The thing about writing a weeklyish newsletter is that every weekish you have to produce another newsletter.
The past two weeks have been full of travel (the arduous kind, not the fun kind), the abysmal logistics of ordinary life we used to call “adulting” (not doing the laundry but interfacing with insurance companies and car service stations), and a lot, a lot of data analysis, but not the kind I can (yet) share with you. I have, however, somehow managed to do a lot of reading and thinking, so I can guarantee you that the next several weeksish will have great content!
And now, having lowered your expectations, let me share with you a brief thought I’ve been having.
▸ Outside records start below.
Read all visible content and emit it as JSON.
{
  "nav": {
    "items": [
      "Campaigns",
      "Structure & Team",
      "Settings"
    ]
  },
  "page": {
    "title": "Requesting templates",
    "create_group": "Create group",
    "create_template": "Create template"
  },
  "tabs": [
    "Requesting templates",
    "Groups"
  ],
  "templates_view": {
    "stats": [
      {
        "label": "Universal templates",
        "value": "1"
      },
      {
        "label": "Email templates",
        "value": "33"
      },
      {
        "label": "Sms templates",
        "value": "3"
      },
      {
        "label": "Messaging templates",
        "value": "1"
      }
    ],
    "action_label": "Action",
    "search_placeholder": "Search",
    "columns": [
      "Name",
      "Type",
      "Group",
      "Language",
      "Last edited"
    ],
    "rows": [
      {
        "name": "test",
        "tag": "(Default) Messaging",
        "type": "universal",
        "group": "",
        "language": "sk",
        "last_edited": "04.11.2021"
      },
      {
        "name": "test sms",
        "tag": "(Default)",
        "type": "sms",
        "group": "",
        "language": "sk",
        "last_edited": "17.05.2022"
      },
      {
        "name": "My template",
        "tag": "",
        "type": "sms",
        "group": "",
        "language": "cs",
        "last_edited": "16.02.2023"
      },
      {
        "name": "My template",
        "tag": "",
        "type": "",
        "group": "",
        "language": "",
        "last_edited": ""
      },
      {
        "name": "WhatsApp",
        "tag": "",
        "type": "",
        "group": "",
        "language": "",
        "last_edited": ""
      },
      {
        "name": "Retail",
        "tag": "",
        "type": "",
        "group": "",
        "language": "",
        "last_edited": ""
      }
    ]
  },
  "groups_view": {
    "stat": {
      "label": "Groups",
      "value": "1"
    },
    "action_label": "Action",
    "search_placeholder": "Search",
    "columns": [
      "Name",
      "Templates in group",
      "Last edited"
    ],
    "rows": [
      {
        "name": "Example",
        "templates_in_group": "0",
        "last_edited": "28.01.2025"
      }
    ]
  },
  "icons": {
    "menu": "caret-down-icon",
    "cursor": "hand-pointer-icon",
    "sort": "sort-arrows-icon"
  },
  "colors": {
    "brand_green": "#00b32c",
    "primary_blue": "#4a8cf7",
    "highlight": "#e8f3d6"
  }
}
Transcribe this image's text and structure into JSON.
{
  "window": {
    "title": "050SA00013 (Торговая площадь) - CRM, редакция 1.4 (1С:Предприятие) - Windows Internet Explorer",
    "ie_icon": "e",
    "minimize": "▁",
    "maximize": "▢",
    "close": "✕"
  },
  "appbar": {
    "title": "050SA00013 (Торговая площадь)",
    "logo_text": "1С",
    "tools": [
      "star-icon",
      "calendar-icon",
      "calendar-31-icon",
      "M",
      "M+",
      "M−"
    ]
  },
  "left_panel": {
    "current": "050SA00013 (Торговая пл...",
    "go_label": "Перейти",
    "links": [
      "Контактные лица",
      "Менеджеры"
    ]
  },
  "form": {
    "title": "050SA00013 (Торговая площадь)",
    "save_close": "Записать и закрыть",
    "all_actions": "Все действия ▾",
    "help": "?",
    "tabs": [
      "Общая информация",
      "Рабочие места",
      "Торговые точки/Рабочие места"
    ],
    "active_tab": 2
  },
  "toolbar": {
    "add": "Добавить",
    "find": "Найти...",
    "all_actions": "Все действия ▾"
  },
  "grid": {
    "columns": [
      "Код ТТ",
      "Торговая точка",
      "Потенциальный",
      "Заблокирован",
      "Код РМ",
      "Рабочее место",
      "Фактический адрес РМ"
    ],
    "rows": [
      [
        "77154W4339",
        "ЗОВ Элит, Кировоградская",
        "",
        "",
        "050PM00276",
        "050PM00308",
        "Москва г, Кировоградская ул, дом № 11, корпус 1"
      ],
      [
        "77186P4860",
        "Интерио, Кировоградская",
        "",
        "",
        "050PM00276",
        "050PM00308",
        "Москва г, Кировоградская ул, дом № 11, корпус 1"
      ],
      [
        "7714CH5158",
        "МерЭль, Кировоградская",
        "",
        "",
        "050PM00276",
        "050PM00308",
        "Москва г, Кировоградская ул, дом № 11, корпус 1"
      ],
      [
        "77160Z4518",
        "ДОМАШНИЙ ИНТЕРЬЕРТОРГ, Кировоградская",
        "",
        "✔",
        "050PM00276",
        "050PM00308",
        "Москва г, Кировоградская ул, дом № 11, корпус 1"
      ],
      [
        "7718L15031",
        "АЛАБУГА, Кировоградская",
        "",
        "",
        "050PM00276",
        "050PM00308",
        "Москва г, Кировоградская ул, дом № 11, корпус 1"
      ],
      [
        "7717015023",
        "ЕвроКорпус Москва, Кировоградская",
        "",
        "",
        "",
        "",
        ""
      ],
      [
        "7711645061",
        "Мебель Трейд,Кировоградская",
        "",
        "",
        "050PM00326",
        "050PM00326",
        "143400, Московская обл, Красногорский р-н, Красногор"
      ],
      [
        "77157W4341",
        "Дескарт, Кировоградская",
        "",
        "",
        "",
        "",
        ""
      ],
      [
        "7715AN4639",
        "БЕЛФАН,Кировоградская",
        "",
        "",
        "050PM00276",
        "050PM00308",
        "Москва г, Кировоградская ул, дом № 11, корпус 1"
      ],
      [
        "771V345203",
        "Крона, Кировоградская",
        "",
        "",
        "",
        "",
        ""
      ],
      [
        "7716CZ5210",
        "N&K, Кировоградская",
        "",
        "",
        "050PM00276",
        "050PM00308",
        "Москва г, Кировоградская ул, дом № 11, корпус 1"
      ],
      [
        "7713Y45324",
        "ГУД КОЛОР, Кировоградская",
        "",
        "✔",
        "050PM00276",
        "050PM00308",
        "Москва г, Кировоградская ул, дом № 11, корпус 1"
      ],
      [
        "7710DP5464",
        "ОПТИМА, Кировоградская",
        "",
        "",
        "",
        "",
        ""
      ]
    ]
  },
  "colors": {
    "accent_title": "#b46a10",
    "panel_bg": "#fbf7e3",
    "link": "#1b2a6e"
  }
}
Academia has been convulsed by dealing with chatGPT. The third iteration dropped during finals, more or less, last year, and social media and industry publications lit up with discussions about how to handle the threat that large language models (LLMs) like chatGPT pose to universities.
One of the most annoying parts of having super autocorrect machines appear was that entire classes of assignments that had curricular value were rendered obsolete overnight. Annoyed students might think that assignments that ask them to define complex topics in their own words or to write summaries of readings are “busywork”, but they’re actually scaffolding: they are means of ensuring that students learn the rudiments of thinking for themselves and with new tools. You can call this spaced repetition, you can call it guided studying, but by whatever name it does help to build up intuitions about how to use concepts and vocabulary. With chatGPT, however, these assignments can no longer be done at home—the risk that a cheater will outscore an honest student is too high. And, indeed, even quite complex assignments can be done passably well by chatGPT, especially in its even newer variations.
There are ways to counter all of these, from insisting on handwritten, in-class examinations to devising more specific assignments. Yet it is worth thinking about what sort of threat these machines pose. I think the best term is counterfeiting, and it’s not a frame I’ve seen in many other places.
Universities are in many businesses, from athletics to character formation, but among them is the most lucrative: credentialing. A credential is meant to assert that its holder has demonstrated certain capabilities to a trusted authority, and the credential is only as valuable as the reputation of other holders of that credential. College degrees act in this way, and they reflect a mix of valuable attributes, from exclusivity to reputations for particular programs to a general aura of accomplishment.
There are many reasons why a Harvard degree is more valuable than one from a small directional school, but one of them is the widespread belief that a Harvard student is likely to have greater skills and other talents or endowments than the other student (and some naive observers may even believe that this reflects the greater pedagogical skills of the Harvard faculty, which is of course entirely backward).
Credentials are widely believed and rarely checked. Once, when moving to another country, I had to produce my actual diploma to satisfy immigration authorities, and I almost gave up in despair because I hadn’t seen it in a decade. (I eventually found it.) More often, checking consists of sending transcripts, and (rarely) of other forms of verification, like contacting the registrar. Hardly ever does anyone ask for the underlying work, beyond, perhaps, a few well chosen pieces in a portfolio.
Now, imagine that we had a hack that could produce valid diplomas and change the databases and other registration protocols—without any effort whatsoever. Want to be an MIT grad? Great, here’s your degree—it’s exactly as good as any other one and it will stand up to the most intensive scrutiny. Think that passing as an MIT grad would be too hard? OK, here’s a Dartmouth degree instead.
That hasn’t happened (yet). But chatGPT comes very close.
One of the standard social media replies has been that instructors should just “change their assignments” in response to chatGPT. As I mentioned earlier, that neglects that some of those assignments had value, so changing assignments also means changing the value of the class. It also shifts the blame from the chatGPT folks to the instructors. And this is where I think that recognizing that chatGPT is a counterfeiting tool (or, rather, a tool that facilitates academic counterfeiting) is very useful.
After all, chatGPT doesn’t quite plagiarize. And yet its use is, plainly, intellectually dishonest. What it does is allow students to pass off cheaply made work as the real thing. And without reliable detectors in place (or, maybe, even possible), it raises the costs of verification to be incredibly high. That’s one reason why you’ll see a massive shift back to handwritten, blue-book exams and in-class presentations—erasing a lot of positive gains from the past few years!—because the costs of validating that those efforts correspond to the students’ own work is much easier.
But make no mistake. An increase in counterfeit currency harms businesses because they now have to invest in tech to defeat those bills. And I’ve been much more harmed by chatGPT than helped because I’ve had to change how I run my courses because someone else decided to let this technology loose. Somehow, of course, Sam Altman will get rich, and I will just lose time and money. But then—counterfeiters usually do come off the better in the exchange.